I tried to log into my old account, it seemed they locked it 2 years ago in some new KYC/AML logic, and I never bothered to fix that. I was an OG from 2014-ish. Ah well.

Wow. This is really the end of an era. Is there any other reliable way to exchange fiat for BTC without going through a KYC process now?

And does it even matter if the exchanges have switched to Monero anyways?

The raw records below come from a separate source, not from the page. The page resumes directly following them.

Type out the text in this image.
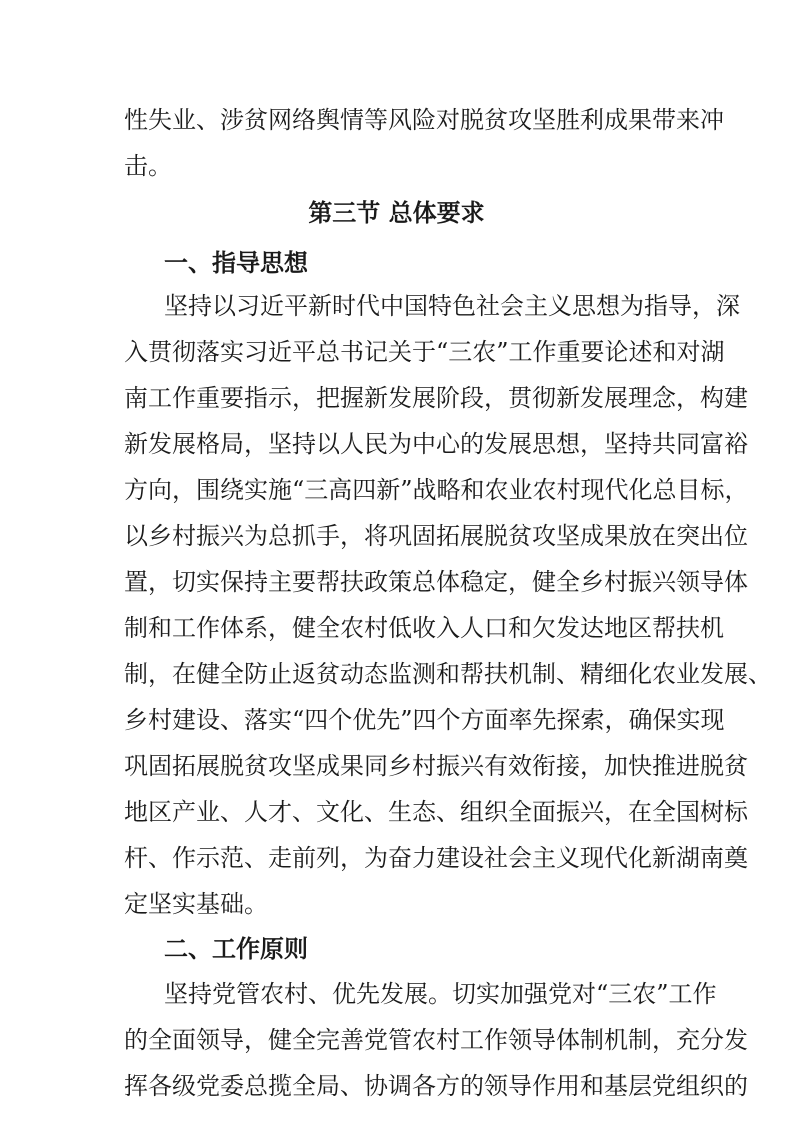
性失业、涉贫网络舆情等风险对脱贫攻坚胜利成果带来冲
击。
第三节 总体要求
一、指导思想
坚持以习近平新时代中国特色社会主义思想为指导，深
入贯彻落实习近平总书记关于“三农”工作重要论述和对湖
南工作重要指示，把握新发展阶段，贯彻新发展理念，构建
新发展格局，坚持以人民为中心的发展思想，坚持共同富裕
方向，围绕实施“三高四新”战略和农业农村现代化总目标，
以乡村振兴为总抓手，将巩固拓展脱贫攻坚成果放在突出位
置，切实保持主要帮扶政策总体稳定，健全乡村振兴领导体
制和工作体系，健全农村低收入人口和欠发达地区帮扶机
制，在健全防止返贫动态监测和帮扶机制、精细化农业发展、
乡村建设、落实“四个优先”四个方面率先探索，确保实现
巩固拓展脱贫攻坚成果同乡村振兴有效衔接，加快推进脱贫
地区产业、人才、文化、生态、组织全面振兴，在全国树标
杆、作示范、走前列，为奋力建设社会主义现代化新湖南奠
定坚实基础。
二、工作原则
坚持党管农村、优先发展。切实加强党对“三农”工作
的全面领导，健全完善党管农村工作领导体制机制，充分发
挥各级党委总揽全局、协调各方的领导作用和基层党组织的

You can get your own mining gear for fiat and get freshly minted BTC? Does not scale well for the low end though
bisq.

Agoradesk/localmonero.

Even in a developed country (UK), the KYC is so **ing annoying to use on most websites I have tried. Several times I have wasted an hour waving my passport in front of some poorly implemented image recognition page that failed to capture a photo and I just gave up. Would love if there was a flourishing ecosystem of local transfers without KYC. I wouldn't even mind if banks started providing physical KYC services. Maybe there is an opportunity for a company that focuses on providing KYC as a service such that you can just point each crypto exchange/custodian to that.
Just did KYC for the Gemini app on my phone walking the corridors between the gym and the sauna at my local leisure centre. How are you having so much trouble?
It was a nightmare on Coinbase back in the day. I signed up with "Joe Sixpack" but my ID card had my full name "Joe Andrew Thomas Sixpack" - KYC check fails.
Same here. They require real mail (ISP, water, gas bill) with the identical name on it as on my ID. That does not happen, no one sends me bills with my full name, just first and last.

No Coinbase for me.

That's exactly how airline tickets work. You can't board a plane if the ticketed name don't match your ID name in full.
Not sure, from memory one issue is my passport is from a different country than where I live. Several sites just could no handle this. Or maybe I just have a weird face :)
It's been a while, but when I tried to verify a Gemini account it insisted that I wire USD to them for that purpose. Are they still doing that?
Governments believe that's a feature, not a bug.

Add so much friction to the process that people keep using state-issued currency.

Wow, this feels like the beginning times all over again. At least there was a notice! Does anyone still barter for coins?